The Chanderi sarees have been in tradition since the feudal times. The finesse with which the weavers of Chanderi weave these sarees, that body of work can’t be replicated by weavers in any corner of India.

Koli said: “Initially, our ancestors used to make headwears from yarn for the kings of Baroda. Later, at the behest of the queens, the yarn was made into sarees. Later on, silk was introduced. In the movie Pakiza, the song filmed upon Meena kumari ji — inhi logon ne le lina dupatta mora — in fact used a dupatta made here in Chanderi. In many films and serials, people appear wearing Chanderi. In 2011, Aamir Khan and Kareena Kapoor had visited a poor weaver in a village near Chanderi. That had benefitted us immensely.”

When Madhya Pradesh got its branding due to Chanderi, the Centre and the state government also took a number of steps for the betterment of weavers from Chanderi. A handloom park has been constructed at Chanderi at the cost of Rs 32 crore. A special pipeline of about Rs 8 crore has been laid from the Rajghat Dam to Chanderi to address the water problem of weavers.

SK Shakyawar, an officer from the Madhya Pradesh Handloom Corporation and who is associated with the handloom park project, said: “Things were fine before the lockdown. We were faring better than Banaras and Kanjivaram. Around 3,600 families were directly benefitted. After things improved, migration had stopped completely.”

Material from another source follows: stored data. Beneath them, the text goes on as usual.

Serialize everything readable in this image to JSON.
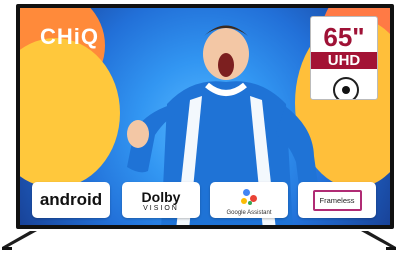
{
  "brand": {
    "logo": "CHiQ"
  },
  "badge": {
    "size": "65\"",
    "resolution": "UHD"
  },
  "features": {
    "android": "android",
    "dolby_main": "Dolby",
    "dolby_sub": "VISION",
    "google": "Google Assistant",
    "frameless": "Frameless"
  },
  "colors": {
    "screen_blue": "#2f8de8",
    "orange": "#ff8a3a",
    "yellow": "#ffc83c",
    "badge_red": "#a31335",
    "frame_accent": "#b02b74"
  },
  "icons": {
    "soccer_ball": "soccer-ball-icon",
    "google_assistant": "google-assistant-icon"
  }
}
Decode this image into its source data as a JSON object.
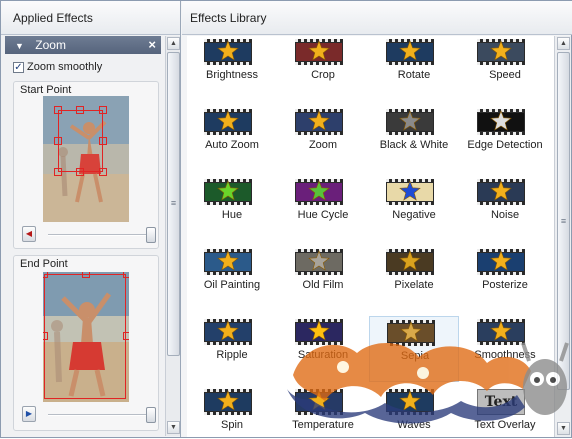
{
  "left_panel": {
    "title": "Applied Effects",
    "effect_bar": {
      "label": "Zoom",
      "close": "×",
      "collapse": "▼"
    },
    "zoom_smoothly": {
      "label": "Zoom smoothly",
      "checked": true,
      "mark": "✓"
    },
    "start_point": {
      "title": "Start Point",
      "slider_button": "◀"
    },
    "end_point": {
      "title": "End Point",
      "slider_button": "▶"
    }
  },
  "library": {
    "title": "Effects Library",
    "effects": [
      {
        "label": "Brightness",
        "bg": "#1e3b60",
        "star": "#f2b01c"
      },
      {
        "label": "Crop",
        "bg": "#7a2a2a",
        "star": "#f2b01c"
      },
      {
        "label": "Rotate",
        "bg": "#1e3b60",
        "star": "#f2b01c"
      },
      {
        "label": "Speed",
        "bg": "#3b4a5e",
        "star": "#f2b01c"
      },
      {
        "label": "Auto Zoom",
        "bg": "#1e3b60",
        "star": "#f2b01c"
      },
      {
        "label": "Zoom",
        "bg": "#2d3f6b",
        "star": "#f2b01c"
      },
      {
        "label": "Black & White",
        "bg": "#3a3a3a",
        "star": "#8a8a8a"
      },
      {
        "label": "Edge Detection",
        "bg": "#111111",
        "star": "#dddddd"
      },
      {
        "label": "Hue",
        "bg": "#1c5a2a",
        "star": "#6ad42a"
      },
      {
        "label": "Hue Cycle",
        "bg": "#6a1f7a",
        "star": "#58c23a"
      },
      {
        "label": "Negative",
        "bg": "#e8d9a8",
        "star": "#1e4bd4"
      },
      {
        "label": "Noise",
        "bg": "#2a3a55",
        "star": "#f2b01c"
      },
      {
        "label": "Oil Painting",
        "bg": "#2b5a8a",
        "star": "#f2b01c"
      },
      {
        "label": "Old Film",
        "bg": "#6d6a62",
        "star": "#a8a39a"
      },
      {
        "label": "Pixelate",
        "bg": "#4a3a22",
        "star": "#d9a21e"
      },
      {
        "label": "Posterize",
        "bg": "#1a3f70",
        "star": "#f2b01c"
      },
      {
        "label": "Ripple",
        "bg": "#23406a",
        "star": "#f2b01c"
      },
      {
        "label": "Saturation",
        "bg": "#2b2760",
        "star": "#ffbf10"
      },
      {
        "label": "Sepia",
        "bg": "#6a4e2a",
        "star": "#d9a94a"
      },
      {
        "label": "Smoothness",
        "bg": "#2a3e5e",
        "star": "#f2b01c"
      },
      {
        "label": "Spin",
        "bg": "#1e3b60",
        "star": "#f2b01c"
      },
      {
        "label": "Temperature",
        "bg": "#263a66",
        "star": "#f2b01c"
      },
      {
        "label": "Waves",
        "bg": "#1e3b60",
        "star": "#f2b01c"
      },
      {
        "label": "Text Overlay",
        "thumb_text": "Text"
      }
    ]
  },
  "scrollbar": {
    "up": "▲",
    "down": "▼",
    "grip": "≡"
  }
}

Due to the lockdown, the supply of raw materials, like silk, zari, etc, was hit. This led to the closure of around 5,000 looms

The handloom park project was passed in the year 2008 by the central government, but the work began in 2017. The NTPC, in collaboration with the then MP Jyotiraditya Scindia, completed the park by paying huge sums of money for weavers under the company’s social responsibility.

Koli said: “Nearly 10 years back, our business had got affected. Even then Maharaj (Jyotiraditya Scindia) had helped. During that time, many weavers had left work and went to Ahmedabad, Indore and other cities. Now, if the government does not help, the situation would be the same again.”

Chanderi sarees are said to be fine enough to make even a sesame seed easily visible. Secondly, the threads are so well woven with one another that their loose ends are almost impossible to detect once a saree is ready.

Not only Chanderi, but the weavers all over the country are facing a crisis. Koli said: “Just two days ago, I spoke to some people in Kanjivaram who make their sarees with real zari. They have 1,500 handlooms, but the whole work there is closed for two months. Many people have told us to stop the entire production because they say there is no scope until September-October. People will first recover their losses incurred due to the lockdown, and only then would they spend on sarees.”

He added: “The government has announced two financial packages, but we have not received any help. The government should announce long-term schemes which would help people like us and our families.”

When Gaon Connection was about to leave Chanderi, we met Shahid, a weaver. He said: “We have already spent the money that we had. In fact, I have borrowed Rs 10-12,000. If this situation prevails any longer, we may have to either leave weaving or the Chanderi town.”